На высоте первого этажа были подвешены веревочные сетки предохранительные. Какая цель сеток. Содержащиеся в тюрьме лица нравственно много переживают. Некоторые не выдерживают душевных переживаний и готовы бывают кончать жизнь самоубийством. Высокие карнизы, по которым приходится выходить иногда из камер, являются средством к самоубийству. Быстрый, неожиданный прыжок через перила верхних этажей не может дать возможности надзору не допустить человека до падения. Падение на бетонный пол может быть смертельным. Сетка не допускает человека до пола и спасает жизнь человека.
При входе во внутренность тюрьмы есть несколько комнат, которые находятся в приличном состоянии: они чисты и опрятны.
Другую картину представляют высокие своды тюремных длинных коридоров. Они угрюмы и мрачны. Стены не белены. В коридорах зловещая тишина. Не слышно даже шагов надзора. Мертвая тишина – камеры – жилище заживо погребенных.
Сознание того, что я взят в тюрьму за веру во Христа, облегчало мои душевные переживания, вызванные разлукой с любимой семьей, с нежно любимой женой и малолетними детьми.

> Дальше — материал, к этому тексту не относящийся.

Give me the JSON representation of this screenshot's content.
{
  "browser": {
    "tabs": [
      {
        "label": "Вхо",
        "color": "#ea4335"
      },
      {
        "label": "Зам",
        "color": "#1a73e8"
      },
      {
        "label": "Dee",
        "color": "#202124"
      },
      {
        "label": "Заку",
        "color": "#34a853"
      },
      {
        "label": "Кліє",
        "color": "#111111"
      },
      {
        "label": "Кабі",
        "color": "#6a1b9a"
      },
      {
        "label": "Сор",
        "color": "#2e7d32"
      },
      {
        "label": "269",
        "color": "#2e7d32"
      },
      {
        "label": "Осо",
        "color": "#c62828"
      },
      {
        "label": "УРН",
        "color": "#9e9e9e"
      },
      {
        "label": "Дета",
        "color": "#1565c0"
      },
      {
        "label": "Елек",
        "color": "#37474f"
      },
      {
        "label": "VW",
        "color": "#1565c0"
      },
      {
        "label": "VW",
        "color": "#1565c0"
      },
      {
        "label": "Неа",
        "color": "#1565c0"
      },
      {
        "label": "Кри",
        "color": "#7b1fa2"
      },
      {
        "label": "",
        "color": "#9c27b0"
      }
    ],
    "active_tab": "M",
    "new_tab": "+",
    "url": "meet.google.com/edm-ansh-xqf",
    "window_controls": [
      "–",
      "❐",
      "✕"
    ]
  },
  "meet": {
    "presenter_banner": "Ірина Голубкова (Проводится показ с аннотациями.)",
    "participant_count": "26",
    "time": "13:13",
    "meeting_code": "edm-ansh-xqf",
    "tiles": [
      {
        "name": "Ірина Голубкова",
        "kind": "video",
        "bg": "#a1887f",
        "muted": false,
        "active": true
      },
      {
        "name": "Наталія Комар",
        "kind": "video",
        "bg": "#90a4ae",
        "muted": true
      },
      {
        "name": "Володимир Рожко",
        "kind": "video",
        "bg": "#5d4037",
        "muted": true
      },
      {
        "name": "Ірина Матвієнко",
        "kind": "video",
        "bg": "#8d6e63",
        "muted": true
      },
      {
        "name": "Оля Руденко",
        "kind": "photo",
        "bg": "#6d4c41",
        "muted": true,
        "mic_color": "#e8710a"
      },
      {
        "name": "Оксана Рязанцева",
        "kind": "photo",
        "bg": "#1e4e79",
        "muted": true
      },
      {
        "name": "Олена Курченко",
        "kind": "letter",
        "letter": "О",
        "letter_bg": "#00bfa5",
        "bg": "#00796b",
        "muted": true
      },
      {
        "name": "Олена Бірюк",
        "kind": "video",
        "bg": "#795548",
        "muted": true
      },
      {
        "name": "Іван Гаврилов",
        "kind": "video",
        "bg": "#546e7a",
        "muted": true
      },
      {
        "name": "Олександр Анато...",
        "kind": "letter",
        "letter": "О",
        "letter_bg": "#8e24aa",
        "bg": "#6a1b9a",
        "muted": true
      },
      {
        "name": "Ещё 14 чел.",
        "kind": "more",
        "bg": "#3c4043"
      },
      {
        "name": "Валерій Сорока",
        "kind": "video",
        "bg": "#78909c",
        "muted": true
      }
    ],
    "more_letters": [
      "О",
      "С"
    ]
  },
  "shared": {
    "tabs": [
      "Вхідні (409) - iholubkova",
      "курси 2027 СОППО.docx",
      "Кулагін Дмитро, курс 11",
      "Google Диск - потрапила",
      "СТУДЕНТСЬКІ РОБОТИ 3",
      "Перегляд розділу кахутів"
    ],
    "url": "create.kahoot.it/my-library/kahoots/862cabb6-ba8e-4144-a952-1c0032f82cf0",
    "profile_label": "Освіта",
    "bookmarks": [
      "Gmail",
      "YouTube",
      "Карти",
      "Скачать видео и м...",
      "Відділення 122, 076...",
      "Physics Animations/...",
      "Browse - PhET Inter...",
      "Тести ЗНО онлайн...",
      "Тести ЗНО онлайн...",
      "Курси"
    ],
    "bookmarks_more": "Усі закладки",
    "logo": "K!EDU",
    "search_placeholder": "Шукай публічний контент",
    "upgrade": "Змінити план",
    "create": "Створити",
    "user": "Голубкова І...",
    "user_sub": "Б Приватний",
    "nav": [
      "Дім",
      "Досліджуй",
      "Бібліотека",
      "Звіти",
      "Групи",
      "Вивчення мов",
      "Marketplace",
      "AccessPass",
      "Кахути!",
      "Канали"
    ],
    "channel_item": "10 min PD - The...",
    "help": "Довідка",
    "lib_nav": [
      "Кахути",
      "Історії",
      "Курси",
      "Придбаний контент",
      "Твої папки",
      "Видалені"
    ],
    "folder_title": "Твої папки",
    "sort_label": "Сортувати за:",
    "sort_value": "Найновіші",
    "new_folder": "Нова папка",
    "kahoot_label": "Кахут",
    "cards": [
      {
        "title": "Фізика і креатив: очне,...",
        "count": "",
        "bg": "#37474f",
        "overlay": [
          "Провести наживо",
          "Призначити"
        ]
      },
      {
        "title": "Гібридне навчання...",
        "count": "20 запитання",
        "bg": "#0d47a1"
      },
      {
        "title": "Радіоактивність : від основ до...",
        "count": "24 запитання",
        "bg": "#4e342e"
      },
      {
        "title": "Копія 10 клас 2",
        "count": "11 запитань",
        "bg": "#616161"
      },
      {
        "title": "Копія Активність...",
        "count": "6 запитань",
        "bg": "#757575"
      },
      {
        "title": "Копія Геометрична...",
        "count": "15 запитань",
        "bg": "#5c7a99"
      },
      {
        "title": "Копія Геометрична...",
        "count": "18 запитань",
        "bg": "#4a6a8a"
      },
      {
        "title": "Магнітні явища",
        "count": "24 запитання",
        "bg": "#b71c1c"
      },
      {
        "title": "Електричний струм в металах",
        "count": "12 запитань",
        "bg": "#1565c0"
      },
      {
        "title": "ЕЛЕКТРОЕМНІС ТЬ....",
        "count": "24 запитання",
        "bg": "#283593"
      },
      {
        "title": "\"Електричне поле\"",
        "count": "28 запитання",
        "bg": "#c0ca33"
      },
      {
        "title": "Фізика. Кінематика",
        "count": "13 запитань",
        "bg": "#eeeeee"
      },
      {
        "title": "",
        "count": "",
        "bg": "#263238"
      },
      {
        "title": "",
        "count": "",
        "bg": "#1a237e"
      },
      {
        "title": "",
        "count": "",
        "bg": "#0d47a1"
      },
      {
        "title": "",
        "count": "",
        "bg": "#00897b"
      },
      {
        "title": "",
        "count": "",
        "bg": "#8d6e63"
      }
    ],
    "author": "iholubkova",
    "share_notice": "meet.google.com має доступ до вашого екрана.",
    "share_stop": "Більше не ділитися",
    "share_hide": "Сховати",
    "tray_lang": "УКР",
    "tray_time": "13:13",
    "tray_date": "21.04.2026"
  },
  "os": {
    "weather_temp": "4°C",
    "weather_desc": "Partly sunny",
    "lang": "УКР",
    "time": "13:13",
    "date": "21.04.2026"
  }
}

Я был убежден тогда, и это убеждение осталось и до сих пор, что я пострадал за высокую идею, за идею, выше которой нет в мире, идею, за которую пожертвовали своею жизнью миллионы лучших из людей всех племен и народов.
Первые дни проходили под живым впечатлением всего пережитого в момент ареста, при разлуке с семьей. С течением времени острота чувства более и более смягчалась, переходя в чувство душевной подавленности и морального угнетения. Желательно было иметь свидание, которое мне было дано только по истечении 6 месяцев тюремного заключения.
Первая камера, в которую я был водворен, это была камера № 667, находящаяся в 3-м ярусе. Дверь, обитая снаружи железом, была отперта, и я туда был помещен. Дверь тотчас закрылась. Ключ был повернут, и замок запер дверь. Небольшой стол самой примитивной работы, голый топчан и две табуретки составляли незатейливую мебель камеры. На высоте человеческой головы было небольшое окно, защищенное крепкой железной решеткой. Снаружи под окном был сделан дощатый навес, чтобы заключенный не видел света белого.
В камеру же свет попадал частично из-под этого колпака, известного на тюремном языке под именем «ежовского зонта». Теперь их как будто уже сняли. Войдя в камеру, я встретил там некоего Красикова Григория Александровича. Обратившись к нему, я спросил, за что вас посадили? Он ответил: «Сам не знаю. Взят был неожиданно и вот теперь сижу и недоумеваю, за что могли меня посадить. Я работал экспедитором на заводе “Красный Выборжец”. Отправлял заводскую продукцию по разным городам. Быть может, отправил куда-нибудь ошибочно вагон с посудой. Сам не знаю». Впоследствии дело выяснилось. Его взяли и посадили в тюрьму за то, что он был членом двадцатки при церкви на Выборгской стороне.
В тот же день в нашу камеру был впущен еще один человек, небольшого роста, но коренастый, лет более пятидесяти – Корнилов Иван Корнилович из Царского (теперь Детского) Села. Его посадили за то, что он был церковным старостой при Серафимовском соборе. Итак, все мы трое были посажены в качестве свидетелей того, что в нашей стране нет преследования религии и что свобода религиозного вероисповедания ограждена законом. Так спокойно мы все трое провели несколько дней совместно: познакомились друг с другом, попривыкли друг к другу, и даже на почве общей неприятности подружились. Но дружба была непродолжительна.
Вскоре мы были лишены той некоей отрады, которая происходит от чувства дружества с созаключенниками. В одну из ночей, часов около 11 вечера, мы расслышали какую-то возню по коридорам, отпирание и запирание камер, топтание человеческих шагов там, за дверями, и мы стали строить всякого рода догадки насчет всего того, что там делалось.
Наконец дошла очередь и до нашей камеры. Послышался своеобразный, знакомый теперь мне звук, получающийся от ключа, продеваемого в скважину внутреннего замка и отпирающего дверь. Дверь открылась, и нам предложено было, взяв, что кто имеет, спуститься вниз под купол тюремного свода. Нас свели для того, чтобы разъединить нас и нарушить возникшее между нами, заключенными, знакомство. Я был направлен в камеру № 848, расположенную в нижнем этаже.